By documenting this tension, Ware produces a thoughtful polemic against the forces that shape our society so that these classifications seem irreconcilable, and against those who prefer ill, gay, activist single mothers relegated to the margins. Among the questions raised by Dimity’s life is how, under these conditions, a queer Australian family might flourish. The book’s subtitle, ‘The history of a wilful family’, provides one answer. If a society’s politics depend on your exclusion, you can refuse that exclusion by obstinately committing to a life, a cultivated self, that in its complexity exposes as absurd the cruel caricatures of the bigoted.

One of the pleasures of Mother & I is joining Ware in the gradual discovery of his mother’s multitudinous character. A child never meets their parents on neutral terms but, Ware shows, it remains possible, in growing up, to discover who a parent is and was beyond their parenthood. By trying to show Dimity whole, in her flawed fullness of character, Ware registers the futility of those who wish to control the world by neatly categorising it and the hierarchy that perpetuates itself by elevating the staid and conventional while casting Dimity as its antagonist.

Ware writes that

My mother was not one of history’s famous men but like many good and deserving people, she dragged the world along behind her. Of course, the vast majority of good and deserving people go unremembered, and our histories are too often left to the monopoly of those rich and famous enough to write them.

This recalls the end of Middlemarch, where George Eliot writes that

the growing good of the world is partly dependent on unhistoric acts; and that things are not so ill with you and me as they might have been is half owing to the number who lived faithfully a hidden life.

This is the logic of Mother & I: we should pay attention to the unattended, not for some grander purpose, but for the sake of that attention. Ware’s final sentence states the book’s aim: ‘Here, I have told my mother’s story to posterity, and by that she will live.’

The fantasy that our parents might live forever is bound up in the fantasy that we might remain children forever, or at least that the option of returning to childhood remains, that the door to our past is open a crack. But Ware is interested not only in how his mother might live on, but how she lived as she did and how she overcame innumerable obstacles, and nurtured a relation that allowed her son to flourish. It is not just that society tends to be distracted from the heroism of ordinary people but that, when telling our stories, we can too easily discount the ordinary battles fought by those who launched and nurtured us, what they gave and gave up.

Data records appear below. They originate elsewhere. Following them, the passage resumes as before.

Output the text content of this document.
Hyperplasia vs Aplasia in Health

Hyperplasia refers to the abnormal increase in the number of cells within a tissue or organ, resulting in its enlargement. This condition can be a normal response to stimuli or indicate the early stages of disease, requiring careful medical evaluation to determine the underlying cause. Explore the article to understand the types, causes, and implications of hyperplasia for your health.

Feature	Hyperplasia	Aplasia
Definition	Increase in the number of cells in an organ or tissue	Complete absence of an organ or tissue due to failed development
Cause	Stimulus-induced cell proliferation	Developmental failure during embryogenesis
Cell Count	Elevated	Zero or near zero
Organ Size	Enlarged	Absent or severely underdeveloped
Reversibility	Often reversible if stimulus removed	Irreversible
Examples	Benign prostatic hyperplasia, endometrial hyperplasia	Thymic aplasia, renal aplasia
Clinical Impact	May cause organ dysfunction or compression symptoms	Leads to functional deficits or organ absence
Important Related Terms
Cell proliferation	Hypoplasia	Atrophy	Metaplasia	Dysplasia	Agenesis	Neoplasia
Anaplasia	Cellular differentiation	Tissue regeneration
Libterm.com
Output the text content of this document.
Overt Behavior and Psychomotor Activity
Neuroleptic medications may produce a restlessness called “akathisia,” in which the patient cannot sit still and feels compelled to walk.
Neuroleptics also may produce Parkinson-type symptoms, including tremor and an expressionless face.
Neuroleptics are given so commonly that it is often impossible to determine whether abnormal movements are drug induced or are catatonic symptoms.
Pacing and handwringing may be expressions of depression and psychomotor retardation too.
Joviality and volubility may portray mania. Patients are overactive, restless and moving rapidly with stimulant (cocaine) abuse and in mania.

In a recent review of a newly translated collection of stories by the wonderful nineteenth-century German writer Adalbert Stifter — an author who locates enchantment in what might be considered by others to be the unheroic ordinary — Deborah Eisenberg quotes Stifter defending himself against accusations that his writing is too often trivial, concerned only with ‘small things’:

The force that makes the milk in the poor woman’s pot swell and boil over is the same that thrusts the lava upward in the fire-spewing mountain and makes it flow down the mountain slopes. These phenomena are merely more striking, more apt to draw the gaze of the ignorant and inattentive.

There is a temptation — I have at times given into it through this essay — to read Mother & I as a fundamentally political book, a book about the way patriarchy constrains and punishes its subjects and how a person can fight back. But I wonder whether such a reading risks obscuring the life that the book records. We are often drawn to interpretations that scale up the implications of a text, making a message universal to grant it weight and significance. In the case of Mother & I, we might better meet the book on its own terms, as the story of a family, significant in itself.